2. Irregular Duation: If no duration is stipulated in the contract, it is understood to be of one year, plus the above-described conditions. However, if the landlord is a natural person, upon concluding the term of one year, the obligatory renewal would not apply as long as it was stipulated in the agreement, their need to occupy the property themselves or their next of kin within five years as their primary residence or up to . For this extraordinary measure to apply, the landlord would have to demonstrate the property is being occupied and if three months after dissolving the rental contract, this were not the case, the previous tenant would have the right to property for a new period of up to five years or to be compensated for the illegal eviction.
3. Increases in Monthly Rent: Gone are the days where landlords can try to bully their tenants into accepting outrageous rental increases. Regulations uphold previous mandates that stipulate the rent can only be increased as per the legal inflation and on the annual date of the contract. The IPC index should be used as reference unless another index is stipulated. However, be advised, if this specific clause is not included in the contract, inflation cannot be applied!
4. Deposits and Guarantees: Upon signing the rental agreement, it is compulsory for the tenant to pay the equivalent of one month’s rent for a dwelling and two month’s rent for a property of different use. Additional guarantees can be demanded to lessen the risk to the landlord at the end of the term of the contract, but these may not exceed the equivalent of two month’s rent in the case of legal entity landlords, regardless of the property type. Natural persons may demand additional guarantees that surpass this amount.
5. Repossession: In the event the property is repossessed by a court order for non-payment of the mortgage loan or similar reasons, the tenant would retain the right to remain in the property for the term set out in the rental contract
6. Sale of the Property: This law stipulates that if there are tenants in the property being transferred, the new owners are bound to comply with the terms and conditions of said contract, meaning they could be taking on tenants immediately, even if the contract has not been registered at the appropriate Land Registry Office.
7. Improvements: If the landlord carries out building works or renovations on the property, they then have the right to increase the annual rent in line with the capital invested, the legal rate of interest at the time the works were completed but may not exceed a 20% increase on the current rental amount.
8. Holiday Lets: Due to the conflicts that have arisen since holiday lets have been regulated, this Law allows Community of Owners to limit or condition how this activity is carried out as well as introducing special fees or an increase in their participation in communal expenses. Another possibility is to ban the activity altogether…
9. Estate Agency Fees: Legal entity landlords are solely responsible for any estate agency fees incurred on the rental contract.
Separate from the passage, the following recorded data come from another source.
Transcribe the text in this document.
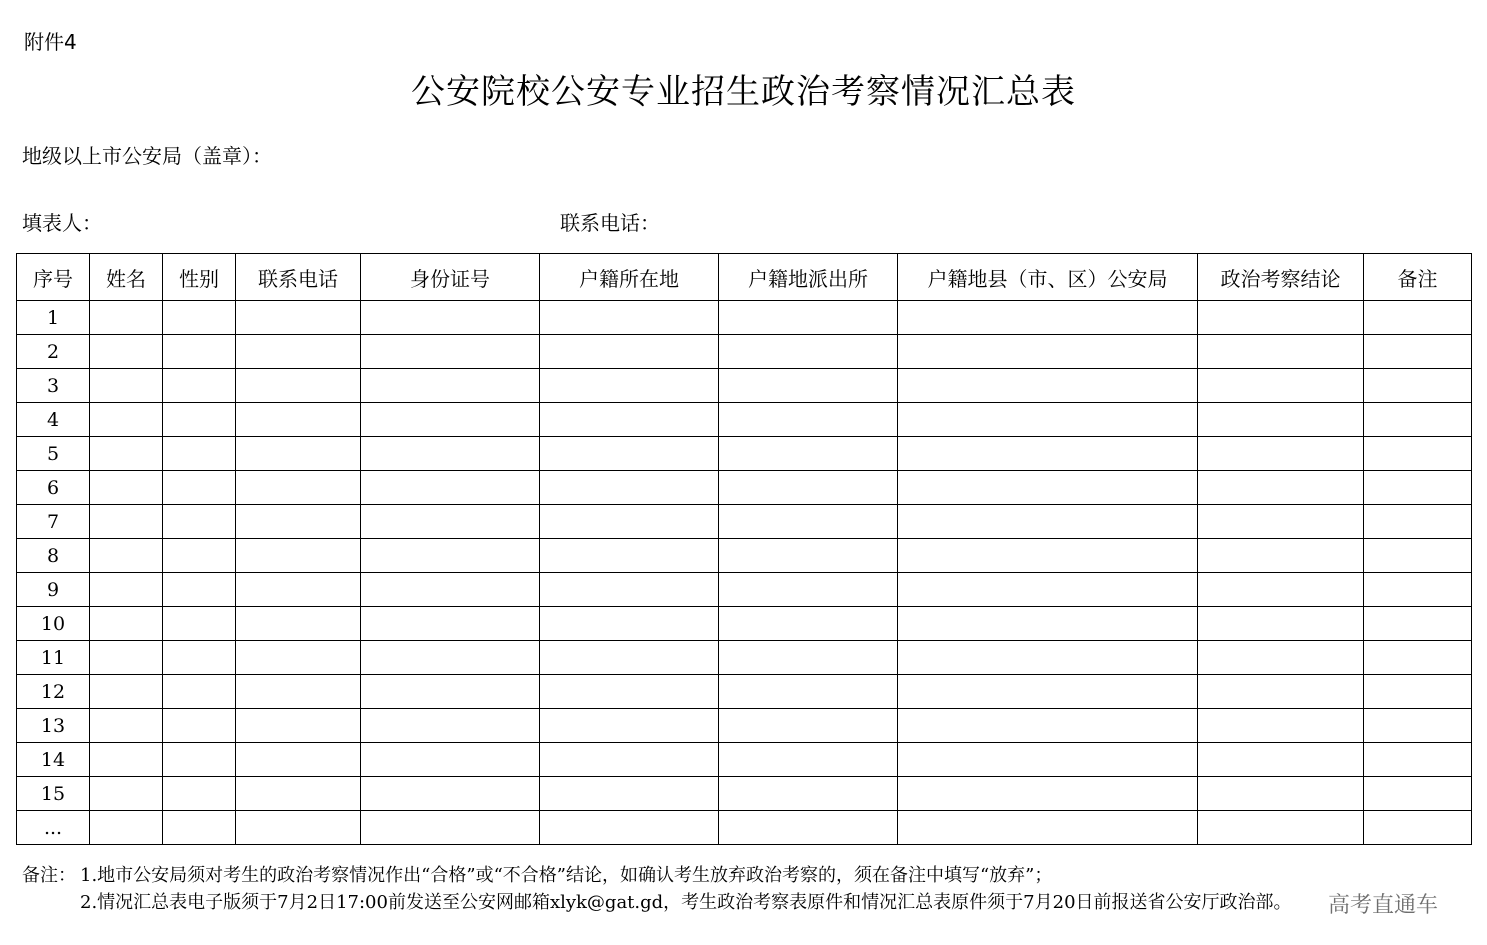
附件4
公安院校公安专业招生政治考察情况汇总表
地级以上市公安局（盖章）：
填表人：	联系电话：
序号	姓名	性别	联系电话	身份证号	户籍所在地	户籍地派出所	户籍地县（市、区）公安局	政治考察结论	备注
1									
2									
3									
4									
5									
6									
7									
8									
9									
10									
11									
12									
13									
14									
15									
...									
备注： 1.地市公安局须对考生的政治考察情况作出“合格”或“不合格”结论，如确认考生放弃政治考察的，须在备注中填写“放弃”；
2.情况汇总表电子版须于7月2日17:00前发送至公安网邮箱xlyk@gat.gd，考生政治考察表原件和情况汇总表原件须于7月20日前报送省公安厅政治部。 高考直通车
This is a change from previous practices because the tenant was usually required to pay at least half on most transactions.
Contracts signed under Law 29/1994 of Urban Rental Law will continue to be governed by this law unless both parties agree to modify their arrangement to current legislation.
This is a brief summary of the main points, so if you are a landlord yourself, I would strongly recommend you study the new regulations in full to ensure you know what you may be liable for upon entering a rental agreement and if the tenant were to die, otherwise you could unwittingly see yourself locked into a decade long contract. As a tenant, it is also a good idea to read up on the rights you have especially when it comes to rental increases, deposits, termination of contract and similar. Knowledge is power (and safe)!